Matt Bai: “It’s vital to remember that next year’s primaries will be the first since 1996 where Democrats haven’t had their own nomination fight going on. In other words, in the last two contested Republican primary seasons, independents in ‘open states’ like New Hampshire split their votes between Republicans and Democrats. But this year, all of them will be voting for a Republican… All of this suggests, I think, that a less doctrinaire candidate might have a real shot in New Hampshire, once the campaign really gets underway and voters get a chance to assess the field.”

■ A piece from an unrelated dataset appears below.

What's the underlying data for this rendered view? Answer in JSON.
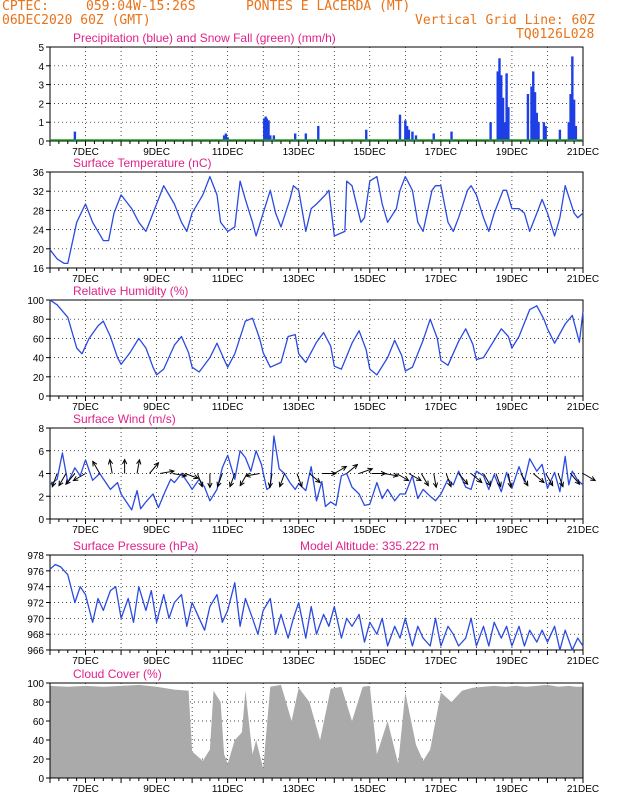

Who this helps: Jon Huntsman, and possibly Rudy Giuliani if he runs.

 

The War Powers Act Debate

First Read: “There have been three big political stories this past week: 1) the developments in the GOP presidential race; 2) Weiner, which is finally over; and 3) the debate over the War Powers Act when it comes to the limited U.S. involvement in Libya. And as we’ve written before, this third story is more about the war between two branches of government (the executive vs. the legislative). Yet lost in the debate is this argument: The United States is a member of NATO, and this is a NATO-led operation. As such, the U.S. can’t simply pull out of NATO (we’re not Germany). Then again, is the White House on shaky legal ground when it comes to the War Powers Act? Consider this: It hasn’t asked the Justice Department’s Office of Legal Counsel to deliver an opinion on the matter since the operation has started and this debate heated up in Congress. Why? Perhaps the administration doesn’t want to know the answer?”

No Winner This Time

Joe Klein: “Some presidential campaigns — 1960, 1980, 1992, 2008 — are exhilarating, suffused with hope and excitement. This is not likely to be one of those. It is likely to be an election that no one wins but someone loses. It will be a reversal of politics past: a pragmatic Democrat will be facing a Republican with all sorts of big ideas, promising an unregulated, laissez-faire American paradise.”

 

GOP Presidential Campaign Enters Next Phase

David Challian and Terence Burlij: “Pawlenty’s effort to make the rhetorical correction demonstrates two key dynamics at play. First, the pre-season is over. The Pawlenty campaign felt that the debate criticism would continue to hang over them as they race against the June 30 fundraising clock and that the narrative must be changed. The candidate and his advisers realized that they were beyond the point of letting some bad press slide or just hang out there, unaddressed.”

“The second dynamic at play is the launch of full and direct engagement between the candidates. The debate last Monday night was largely an anti-Obama affair. Many subsequent debates will have that as a theme as well, but you can be certain that when a moderator attempts to get two candidates to engage directly, there will be less caution on the part of the candidates to do so.”